In most cases, you can homeschool up to 3rd grade without doing anything special. After that, you'll need to check with your local school district. Here in the Seattle area, homeschool kids even have the option of cherry-picking public school classes that interest them. My relatives on Bainbridge Island homeschooled their 3 kids, all of whom chose to take a few classes at their local high school at various times during their school "careers."

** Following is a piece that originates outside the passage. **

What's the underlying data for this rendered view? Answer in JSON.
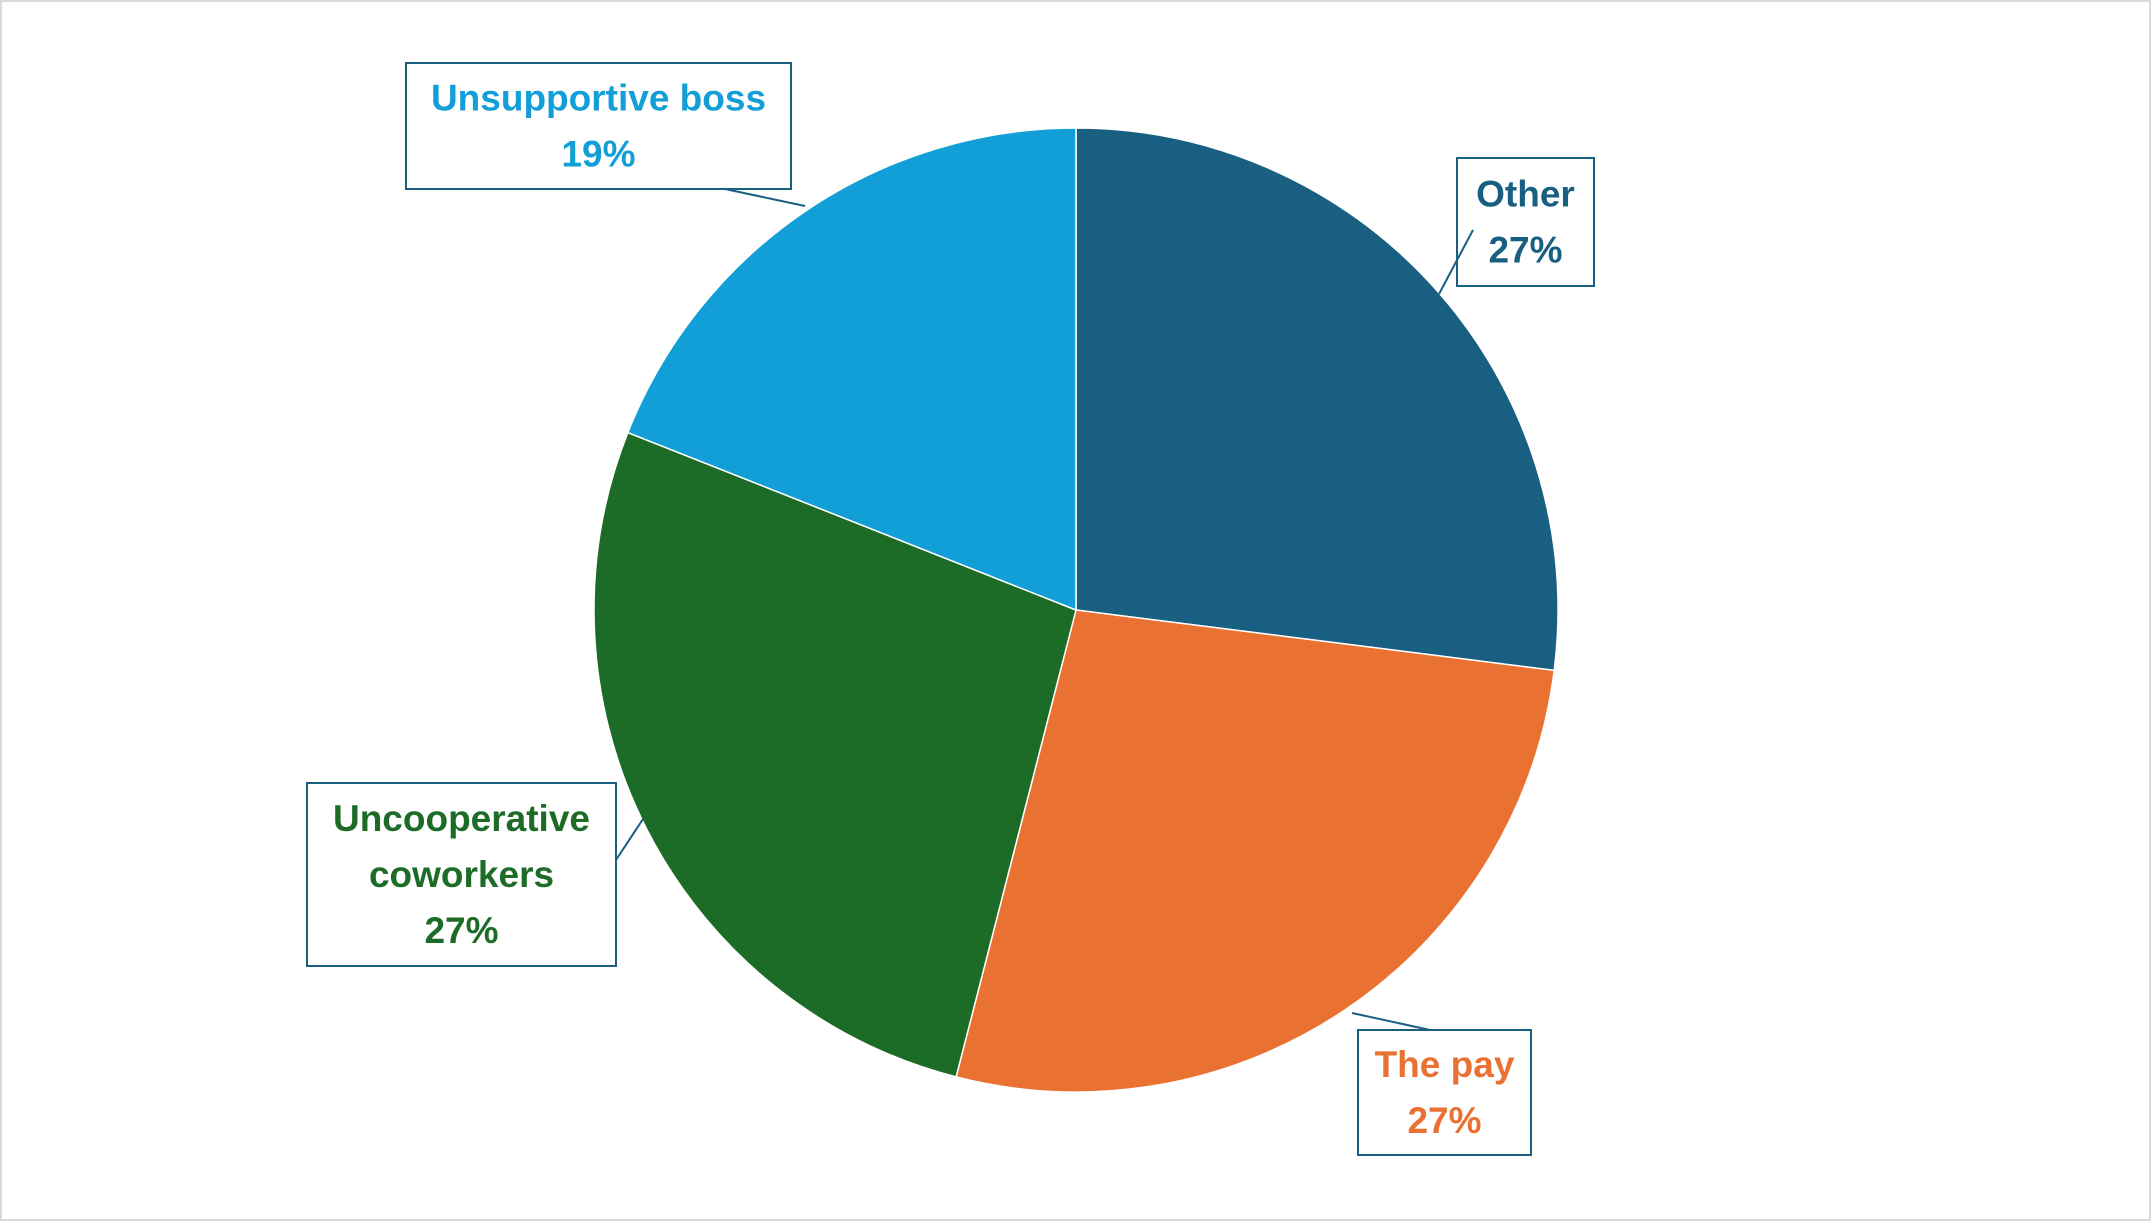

Opting out may be one of the strongest messages of protest an individual parent can send to their school.

Anonymous said...

You cannot opt out in West Virginia. It's a law. You might ask to see your local school district's testing schedule. I'm old enough to remember when the kerfluffle about st*nd*rd*zed testing were the t*sts built into purchased curricula--we're lobsters boiling in a pot. I cannot comment on any st*nd*rd*zed t*sts used in my school, because if I did, I would lose my teaching license. According to my administrator, my communications (email, phone, texts, social media, Internet, etc) at home and at work are monitored for key words associated with this practice, and I can be prosecuted for such discussion.

Janice Comrie said...

Thank-you Tom for being an advocate for children. When we makes decisions based on what is best for children, we always make the right decisions. I hope you continue with your advocacy as there are many knowledgeable Early CHildhood Educators that support your work. Sometimes the truth hurts but we must face it and do better for our children.

MJZ said...

Just to clarify, the Common Core Standards are NOT connected to MAP Testing or ANY testing of kindergarten students. The two tests being developed to support implementation of the Common Core Standards, Park and SMARTER Balanced, begin at 3rd grade. The goal of the Common Core is to update curriculum in schools so that students are prepared for life in the 21st Century. Many schools are in desperate need of these updates. Sometimes Bandwagons are harmful when jumped upon.

Teacher Tom said...

@MJZ . . . What an interesting use of words: "an update"? Really? As misguided as they are, MAP tests are at least an attempt to create benchmarks in order to track progress. Common Core is a wholesale rewriting of curricula, drawn up by bean-counters and politicians, people with zero educational background. Seventy-percent of professional teachers are opposed to these standard that attempt to dictate both what and how teachers can, developed with minimal input from professional educators. Common Core is robbing teachers of their autonomy to teach the children in their classrooms as they know is best, mandating standardized testing that require employing extensive class time in teaching to the test, mandates using those tests to fire teachers, encourages competition among teachers and students in what ought to be a collaborative process, cuts traditional things like Shakespeare and Melville in favor of instruction manuals (this is literally true). As a teacher, the thing that sticks in my craw the most is that these "standards," created by non-professional dilettantes, seek to dictate to veteran teachers "how" to teach -- what incredible stupidity and hubris.

And all of this without the massive failure in how Common Core is being implemented at the expense of our children and their schools.

Common Core is not the same as MAP, it is much more anti-child and anti-education. It is not a update, but rather a take-over of schools by corporate interests.

This is not a bandwagon, it is a national disaster.

Teacher Tom said...

I will also point out MJZ that Common Core is NOT based upon any research or data concerning what we know about how children learn. They are based on corporate practices, guesswork, and the mythical "Jobs of the 21st Century."